Elle dispose d'une carrosserie en fibre de verre multi-panneaux, assemblés autour d'un châssis poutre en acier galvanisé. Cette construction lui permet d'afficher un poids très contenu (moins d'une tonne pour la version atmosphérique) et d'avoir de bonnes performances. Elle reçoit à l'avant un moteur 4 cylindres en ligne de 1 588 cm3, turbo compressé Izuzu ou non (la version atmosphérique étant alors uniquement disponible en Angleterre). Ce moteur en plus d'être compacte et performant se révèle être très fiable.
La liaison au sol est assurée par une suspension à quatre roues indépendantes et à double triangulation. Un soin particulier avait été apporté à la conception du train avant afin d'éliminer les remontées de couple dans le volant.
La version équipée d'un turbocompresseur IHI développe une puissance 167ch pour le modèle S1 non catalysé, la version atmosphérique 130. Son poids à vide et réservoir plein s'élève à 997 kg.
Environ 35 millions de livres sterling de l'époque furent investies pour son développement, soit bien plus que n'importe quelle autre Lotus à l'époque. 42 véhicules de développement ont été conçus, parcourant près d'un million de kilomètres allant de l'Arizona à l'Arctique. L'Elan a été testée pendant 24 heures sans pauses, hors celles nécessaires pour remettre de l'essence, sur la circuit de Snetterton à vitesse de course. De plus, à leur sortie d'usine, chaque Elan subissait un essai routier de 48 kilomètres autour de l'usine afin de détecter d'éventuels défauts. Lotus misant énormément sur ce modèle, la conception a été très poussée.
Elle reprend le nom Elan qui avait disparu depuis 14 ans du catalogue Lotus.
Pour l'anectode, ses feux arrière proviennent de l'Alpine GTA, ses phares avant de la Venturi 300 et ses clignotants avant sont partagés avec la Mclaren F1.
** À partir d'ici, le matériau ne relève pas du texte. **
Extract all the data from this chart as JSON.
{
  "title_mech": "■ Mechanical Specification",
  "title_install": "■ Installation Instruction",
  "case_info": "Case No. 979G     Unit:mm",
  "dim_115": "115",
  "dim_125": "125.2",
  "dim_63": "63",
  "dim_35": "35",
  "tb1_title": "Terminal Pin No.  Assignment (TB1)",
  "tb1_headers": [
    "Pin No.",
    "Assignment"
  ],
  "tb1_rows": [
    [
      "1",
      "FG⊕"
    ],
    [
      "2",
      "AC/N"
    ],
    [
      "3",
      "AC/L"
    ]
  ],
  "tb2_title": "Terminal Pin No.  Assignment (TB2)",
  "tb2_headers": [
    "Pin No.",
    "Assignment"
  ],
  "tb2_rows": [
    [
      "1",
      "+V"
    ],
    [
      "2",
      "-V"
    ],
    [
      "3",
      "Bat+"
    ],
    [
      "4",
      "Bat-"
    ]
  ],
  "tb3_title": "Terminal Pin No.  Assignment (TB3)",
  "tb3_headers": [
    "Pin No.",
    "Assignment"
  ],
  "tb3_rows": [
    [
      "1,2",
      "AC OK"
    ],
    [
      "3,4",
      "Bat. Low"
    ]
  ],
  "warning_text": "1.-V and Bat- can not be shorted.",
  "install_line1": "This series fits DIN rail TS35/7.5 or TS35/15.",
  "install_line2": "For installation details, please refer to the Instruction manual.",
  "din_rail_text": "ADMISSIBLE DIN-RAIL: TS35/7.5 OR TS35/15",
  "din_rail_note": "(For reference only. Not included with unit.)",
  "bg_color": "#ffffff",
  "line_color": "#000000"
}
"L'Elan est une vraie sportive à la fois rigoureuse et confortable, elle fera date à n'en pas douter dans l'évolution des tractions, par l'inédite neutralité de son train avant." Sport Auto -
Les essais des versions de série seront très concluants, les journalistes se montrant impressionnés par sa tenue de route et ses performances.
Son prix neuf, très élevé, et son mode de transmission, traction, joueront contre elle au moment de sa sortie. Elle est donc très rare sur les routes. Le club Lotus France recense 120 Elan en France.
Production
S1 (SE et NA)
Les premiers exemplaires de la Lotus Elan M100 ont été fabriqués de 1989 à .Elles furent à traction avant.
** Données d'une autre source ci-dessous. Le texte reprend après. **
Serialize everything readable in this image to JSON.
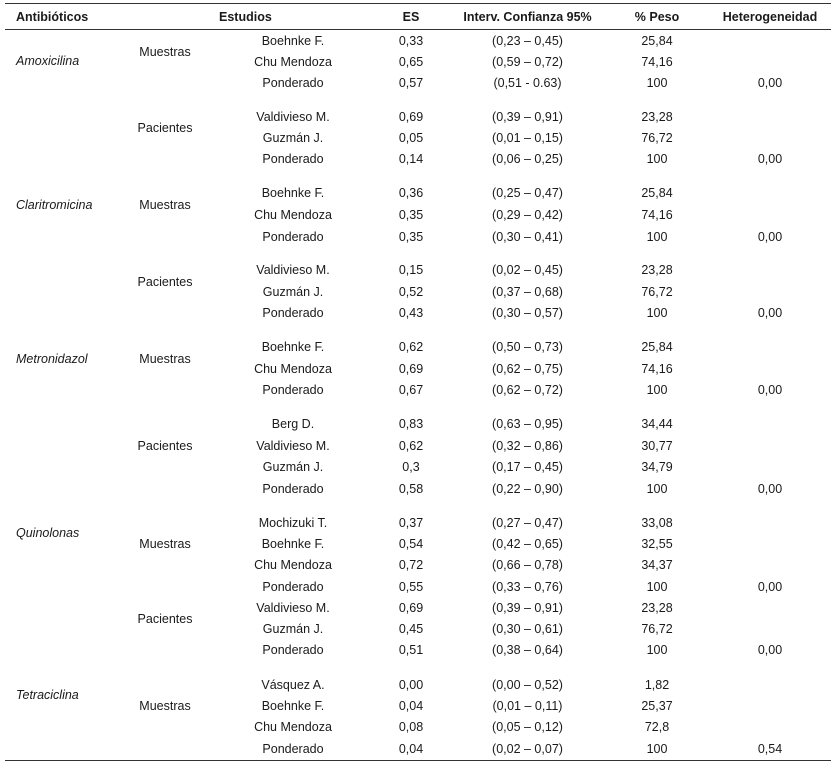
{
  "headers": {
    "antibiotic": "Antibióticos",
    "studies": "Estudios",
    "es": "ES",
    "ci": "Interv. Confianza 95%",
    "weight": "% Peso",
    "heterogeneity": "Heterogeneidad"
  },
  "antibiotics": [
    {
      "name": "Amoxicilina"
    },
    {
      "name": "Claritromicina"
    },
    {
      "name": "Metronidazol"
    },
    {
      "name": "Quinolonas"
    },
    {
      "name": "Tetraciclina"
    }
  ],
  "groups": [
    {
      "label": "Muestras"
    },
    {
      "label": "Pacientes"
    },
    {
      "label": "Muestras"
    },
    {
      "label": "Pacientes"
    },
    {
      "label": "Muestras"
    },
    {
      "label": "Pacientes"
    },
    {
      "label": "Muestras"
    },
    {
      "label": "Pacientes"
    },
    {
      "label": "Muestras"
    }
  ],
  "rows": [
    {
      "study": "Boehnke F.",
      "es": "0,33",
      "ci": "(0,23 – 0,45)",
      "weight": "25,84",
      "het": ""
    },
    {
      "study": "Chu Mendoza",
      "es": "0,65",
      "ci": "(0,59 – 0,72)",
      "weight": "74,16",
      "het": ""
    },
    {
      "study": "Ponderado",
      "es": "0,57",
      "ci": "(0,51 - 0.63)",
      "weight": "100",
      "het": "0,00"
    },
    {
      "study": "Valdivieso M.",
      "es": "0,69",
      "ci": "(0,39 – 0,91)",
      "weight": "23,28",
      "het": ""
    },
    {
      "study": "Guzmán J.",
      "es": "0,05",
      "ci": "(0,01 – 0,15)",
      "weight": "76,72",
      "het": ""
    },
    {
      "study": "Ponderado",
      "es": "0,14",
      "ci": "(0,06 – 0,25)",
      "weight": "100",
      "het": "0,00"
    },
    {
      "study": "Boehnke F.",
      "es": "0,36",
      "ci": "(0,25 – 0,47)",
      "weight": "25,84",
      "het": ""
    },
    {
      "study": "Chu Mendoza",
      "es": "0,35",
      "ci": "(0,29 – 0,42)",
      "weight": "74,16",
      "het": ""
    },
    {
      "study": "Ponderado",
      "es": "0,35",
      "ci": "(0,30 – 0,41)",
      "weight": "100",
      "het": "0,00"
    },
    {
      "study": "Valdivieso M.",
      "es": "0,15",
      "ci": "(0,02 – 0,45)",
      "weight": "23,28",
      "het": ""
    },
    {
      "study": "Guzmán J.",
      "es": "0,52",
      "ci": "(0,37 – 0,68)",
      "weight": "76,72",
      "het": ""
    },
    {
      "study": "Ponderado",
      "es": "0,43",
      "ci": "(0,30 – 0,57)",
      "weight": "100",
      "het": "0,00"
    },
    {
      "study": "Boehnke F.",
      "es": "0,62",
      "ci": "(0,50 – 0,73)",
      "weight": "25,84",
      "het": ""
    },
    {
      "study": "Chu Mendoza",
      "es": "0,69",
      "ci": "(0,62 – 0,75)",
      "weight": "74,16",
      "het": ""
    },
    {
      "study": "Ponderado",
      "es": "0,67",
      "ci": "(0,62 – 0,72)",
      "weight": "100",
      "het": "0,00"
    },
    {
      "study": "Berg D.",
      "es": "0,83",
      "ci": "(0,63 – 0,95)",
      "weight": "34,44",
      "het": ""
    },
    {
      "study": "Valdivieso M.",
      "es": "0,62",
      "ci": "(0,32 – 0,86)",
      "weight": "30,77",
      "het": ""
    },
    {
      "study": "Guzmán J.",
      "es": "0,3",
      "ci": "(0,17 – 0,45)",
      "weight": "34,79",
      "het": ""
    },
    {
      "study": "Ponderado",
      "es": "0,58",
      "ci": "(0,22 – 0,90)",
      "weight": "100",
      "het": "0,00"
    },
    {
      "study": "Mochizuki T.",
      "es": "0,37",
      "ci": "(0,27 – 0,47)",
      "weight": "33,08",
      "het": ""
    },
    {
      "study": "Boehnke F.",
      "es": "0,54",
      "ci": "(0,42 – 0,65)",
      "weight": "32,55",
      "het": ""
    },
    {
      "study": "Chu Mendoza",
      "es": "0,72",
      "ci": "(0,66 – 0,78)",
      "weight": "34,37",
      "het": ""
    },
    {
      "study": "Ponderado",
      "es": "0,55",
      "ci": "(0,33 – 0,76)",
      "weight": "100",
      "het": "0,00"
    },
    {
      "study": "Valdivieso M.",
      "es": "0,69",
      "ci": "(0,39 – 0,91)",
      "weight": "23,28",
      "het": ""
    },
    {
      "study": "Guzmán J.",
      "es": "0,45",
      "ci": "(0,30 – 0,61)",
      "weight": "76,72",
      "het": ""
    },
    {
      "study": "Ponderado",
      "es": "0,51",
      "ci": "(0,38 – 0,64)",
      "weight": "100",
      "het": "0,00"
    },
    {
      "study": "Vásquez A.",
      "es": "0,00",
      "ci": "(0,00 – 0,52)",
      "weight": "1,82",
      "het": ""
    },
    {
      "study": "Boehnke F.",
      "es": "0,04",
      "ci": "(0,01 – 0,11)",
      "weight": "25,37",
      "het": ""
    },
    {
      "study": "Chu Mendoza",
      "es": "0,08",
      "ci": "(0,05 – 0,12)",
      "weight": "72,8",
      "het": ""
    },
    {
      "study": "Ponderado",
      "es": "0,04",
      "ci": "(0,02 – 0,07)",
      "weight": "100",
      "het": "0,54"
    }
  ]
}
Lancée en pleine récession économique, la Lotus Elan M100 a rencontré peu de succès par rapport aux attentes ambitieuses de la marque (3000 exemplaires annuels espéré). Les raisons souvent invoquées étant le prix de vente élevé (lié au coût de production important) et la traction avant .
Seuls 4574 exemplaires de la première série ont été fabriqués. (3855 exemplaires pour la SE Turbo, 180 pour la SE Atmo et 539 en version US)[1]
S2
Lorsque General Motors a revendu Lotus à Romano Artioli (alors déjà propriétaire de Bugatti) en 1993, ce dernier a hérité d'un stock d'environ 800 châssis et moteurs. Une série limitée de 800 exemplaires (série S2) a donc été produite entre 1994 et 1995 pour utiliser ce surplus. 300 exemplaires ont été livrés en conduite à gauche (LHD).
Kia Elan
Une troisième série, la Kia Elan, a ensuite été produite en Corée du sud à environ 1000 exemplaires à la suite de la vente de l'outil de production à Kia. Par la suite Kia souhaitait sortir une version restylée de l'Elan mais le projet fut annulé, probablement suite au peu d'exemplaires vendus[2].